Mr. Vought tweeted on Monday that he and Mr. Duffey would not participate in depositions, which had been scheduled this week. He cited a letter for White House counsel for their refusal to appear.



“As the [White House] letter made clear two weeks ago, OMB officials — myself and Mike Duffey — will not be complying with the deposition requests this week,” he tweeted.

Mr. Vought and Mr. Duffey will be questioned about administration freezing military aid to Ukraine. Mr. Duffey was given authority by the White House to hold up Ukraine funds after career officials at the OMB questioned why the funds were delayed.

The issue of military aid is the centerpiece of the Democrats’ impeachment inquiry.

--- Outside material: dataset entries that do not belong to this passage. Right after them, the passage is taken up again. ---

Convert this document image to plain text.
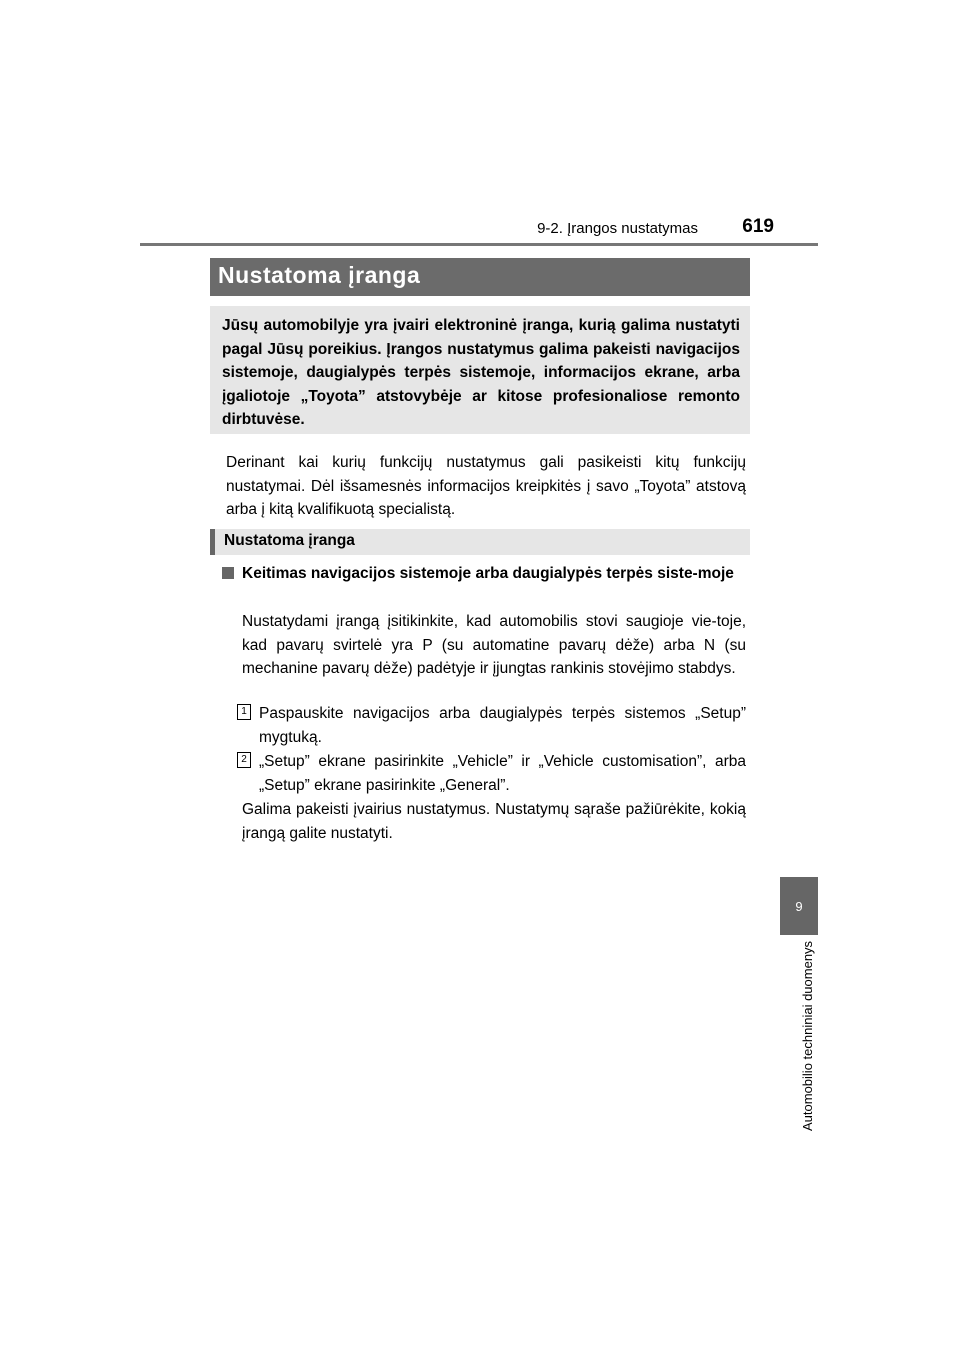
9-2. Įrangos nustatymas 619
9
Automobilio techniniai duomenys
Nustatoma įranga
Jūsų automobilyje yra įvairi elektroninė įranga, kurią galima nustatyti pagal Jūsų poreikius. Įrangos nustatymus galima pakeisti navigacijos sistemoje, daugialypės terpės sistemoje, informacijos ekrane, arba įgaliotoje „Toyota” atstovybėje ar kitose profesionaliose remonto dirbtuvėse.
Derinant kai kurių funkcijų nustatymus gali pasikeisti kitų funkcijų nustatymai. Dėl išsamesnės informacijos kreipkitės į savo „Toyota” atstovą arba į kitą kvalifikuotą specialistą.
Nustatoma įranga
Keitimas navigacijos sistemoje arba daugialypės terpės siste-moje
Nustatydami įrangą įsitikinkite, kad automobilis stovi saugioje vie-toje, kad pavarų svirtelė yra P (su automatine pavarų dėže) arba N (su mechanine pavarų dėže) padėtyje ir įjungtas rankinis stovėjimo stabdys.
1 Paspauskite navigacijos arba daugialypės terpės sistemos „Setup” mygtuką.
2 „Setup” ekrane pasirinkite „Vehicle” ir „Vehicle customisation”, arba „Setup” ekrane pasirinkite „General”.
Galima pakeisti įvairius nustatymus. Nustatymų sąraše pažiūrėkite, kokią įrangą galite nustatyti.
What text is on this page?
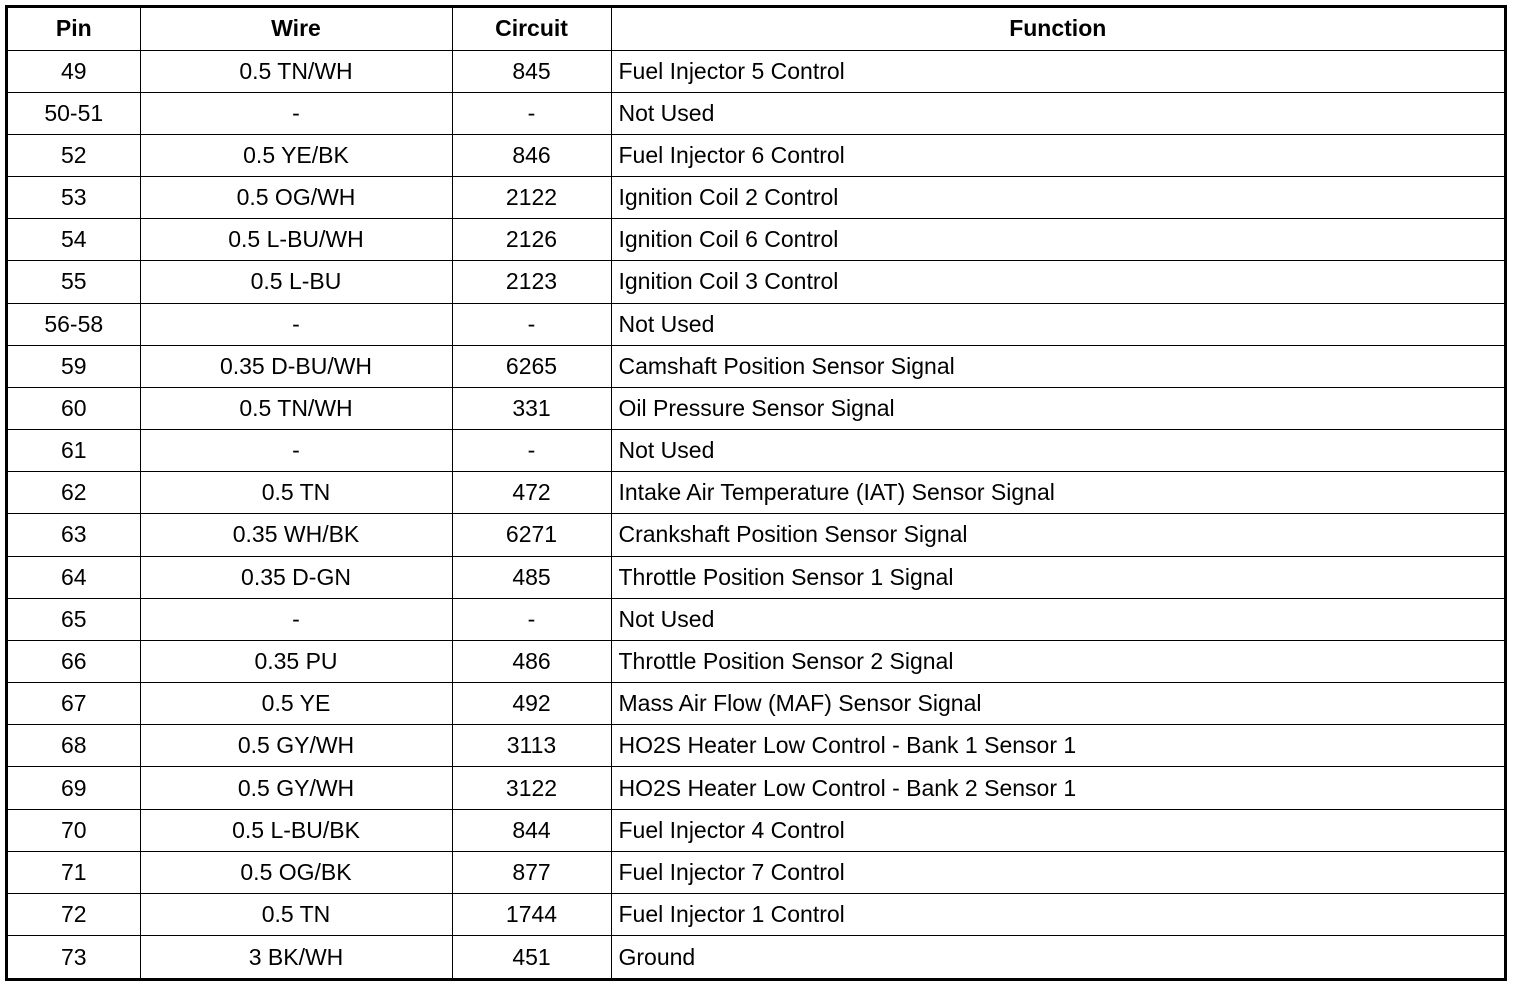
Pin	Wire	Circuit	Function
49	0.5 TN/WH	845	Fuel Injector 5 Control
50-51	-	-	Not Used
52	0.5 YE/BK	846	Fuel Injector 6 Control
53	0.5 OG/WH	2122	Ignition Coil 2 Control
54	0.5 L-BU/WH	2126	Ignition Coil 6 Control
55	0.5 L-BU	2123	Ignition Coil 3 Control
56-58	-	-	Not Used
59	0.35 D-BU/WH	6265	Camshaft Position Sensor Signal
60	0.5 TN/WH	331	Oil Pressure Sensor Signal
61	-	-	Not Used
62	0.5 TN	472	Intake Air Temperature (IAT) Sensor Signal
63	0.35 WH/BK	6271	Crankshaft Position Sensor Signal
64	0.35 D-GN	485	Throttle Position Sensor 1 Signal
65	-	-	Not Used
66	0.35 PU	486	Throttle Position Sensor 2 Signal
67	0.5 YE	492	Mass Air Flow (MAF) Sensor Signal
68	0.5 GY/WH	3113	HO2S Heater Low Control - Bank 1 Sensor 1
69	0.5 GY/WH	3122	HO2S Heater Low Control - Bank 2 Sensor 1
70	0.5 L-BU/BK	844	Fuel Injector 4 Control
71	0.5 OG/BK	877	Fuel Injector 7 Control
72	0.5 TN	1744	Fuel Injector 1 Control
73	3 BK/WH	451	Ground
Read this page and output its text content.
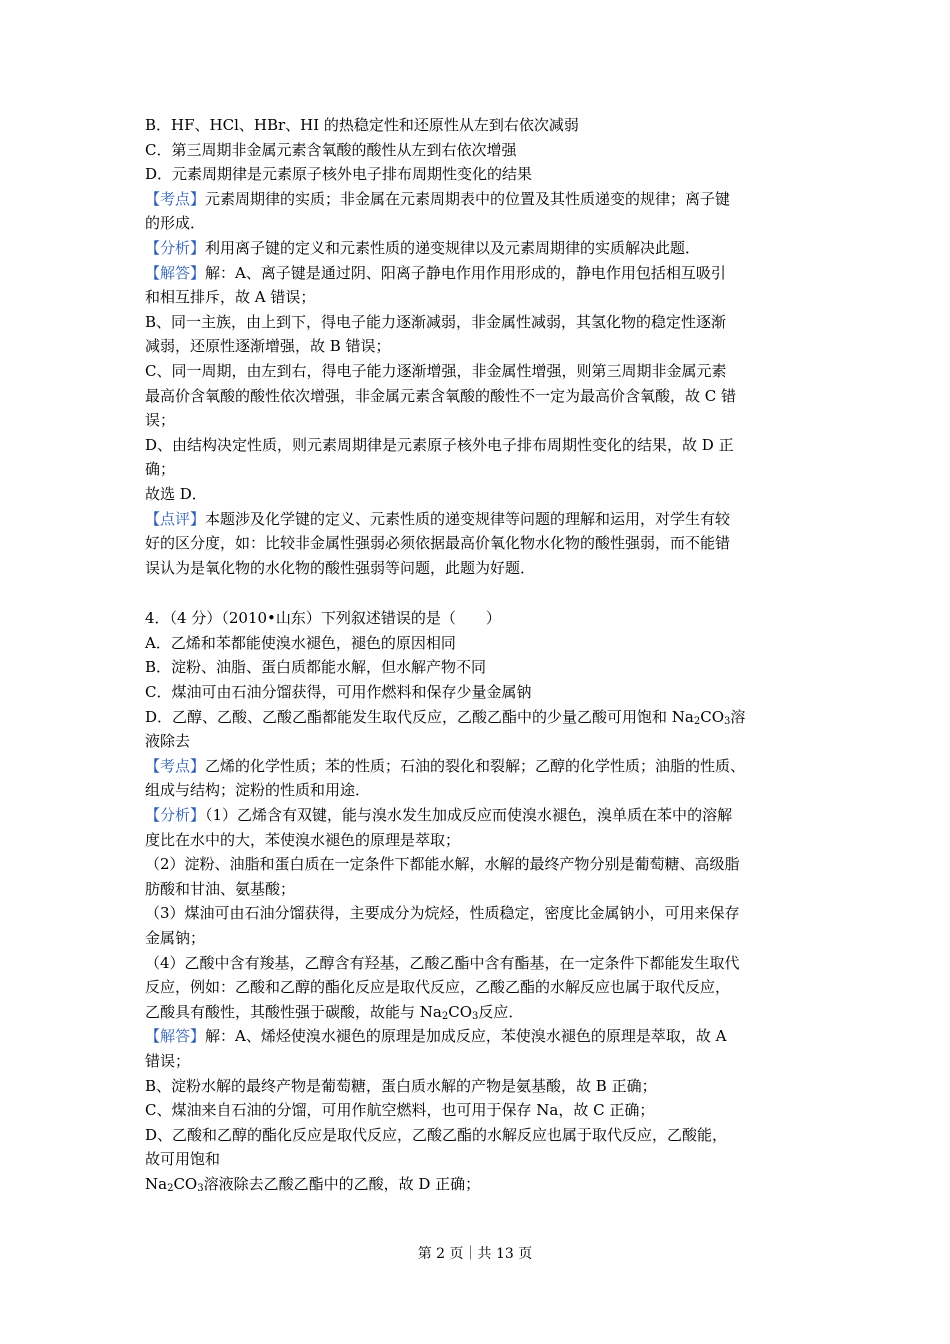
B．HF、HCl、HBr、HI 的热稳定性和还原性从左到右依次减弱
C．第三周期非金属元素含氧酸的酸性从左到右依次增强
D．元素周期律是元素原子核外电子排布周期性变化的结果
【考点】元素周期律的实质；非金属在元素周期表中的位置及其性质递变的规律；离子键
的形成．
【分析】利用离子键的定义和元素性质的递变规律以及元素周期律的实质解决此题．
【解答】解：A、离子键是通过阴、阳离子静电作用作用形成的，静电作用包括相互吸引
和相互排斥，故 A 错误；
B、同一主族，由上到下，得电子能力逐渐减弱，非金属性减弱，其氢化物的稳定性逐渐
减弱，还原性逐渐增强，故 B 错误；
C、同一周期，由左到右，得电子能力逐渐增强，非金属性增强，则第三周期非金属元素
最高价含氧酸的酸性依次增强，非金属元素含氧酸的酸性不一定为最高价含氧酸，故 C 错
误；
D、由结构决定性质，则元素周期律是元素原子核外电子排布周期性变化的结果，故 D 正
确；
故选 D．
【点评】本题涉及化学键的定义、元素性质的递变规律等问题的理解和运用，对学生有较
好的区分度，如：比较非金属性强弱必须依据最高价氧化物水化物的酸性强弱，而不能错
误认为是氧化物的水化物的酸性强弱等问题，此题为好题．
4．（4 分）（2010•山东）下列叙述错误的是（　　）
A．乙烯和苯都能使溴水褪色，褪色的原因相同
B．淀粉、油脂、蛋白质都能水解，但水解产物不同
C．煤油可由石油分馏获得，可用作燃料和保存少量金属钠
D．乙醇、乙酸、乙酸乙酯都能发生取代反应，乙酸乙酯中的少量乙酸可用饱和 $Na_2CO_3$溶
液除去
【考点】乙烯的化学性质；苯的性质；石油的裂化和裂解；乙醇的化学性质；油脂的性质、
组成与结构；淀粉的性质和用途．
【分析】（1）乙烯含有双键，能与溴水发生加成反应而使溴水褪色，溴单质在苯中的溶解
度比在水中的大，苯使溴水褪色的原理是萃取；
（2）淀粉、油脂和蛋白质在一定条件下都能水解，水解的最终产物分别是葡萄糖、高级脂
肪酸和甘油、氨基酸；
（3）煤油可由石油分馏获得，主要成分为烷烃，性质稳定，密度比金属钠小，可用来保存
金属钠；
（4）乙酸中含有羧基，乙醇含有羟基，乙酸乙酯中含有酯基，在一定条件下都能发生取代
反应，例如：乙酸和乙醇的酯化反应是取代反应，乙酸乙酯的水解反应也属于取代反应，
乙酸具有酸性，其酸性强于碳酸，故能与 $Na_2CO_3$反应．
【解答】解：A、烯烃使溴水褪色的原理是加成反应，苯使溴水褪色的原理是萃取，故 A
错误；
B、淀粉水解的最终产物是葡萄糖，蛋白质水解的产物是氨基酸，故 B 正确；
C、煤油来自石油的分馏，可用作航空燃料，也可用于保存 Na，故 C 正确；
D、乙酸和乙醇的酯化反应是取代反应，乙酸乙酯的水解反应也属于取代反应，乙酸能，
故可用饱和
$Na_2CO_3$溶液除去乙酸乙酯中的乙酸，故 D 正确；
第 2 页｜共 13 页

Democrats have alleged that President Trump withheld military aid from Ukraine to pressure its leader to investigate former Vice President Joseph R. Biden’s family and a conspiracy theory related to the 2016 election.

Mr. Brechbul, meanwhile, is one of the few State Department officials who listened in on Mr. Trump’s controversial calls with Ukraine President Volodymyr Zelensky. That phone call in which Mr. Trump asked his Ukraine counterpart to investigate the Bidens was the subject of an anonymous whistleblower complaint that accelerated the impeachment inquiry process.

 

 

 

 

 

In letters to the three officials, Democrats said failure to appear will be viewed as “obstruction of justice.”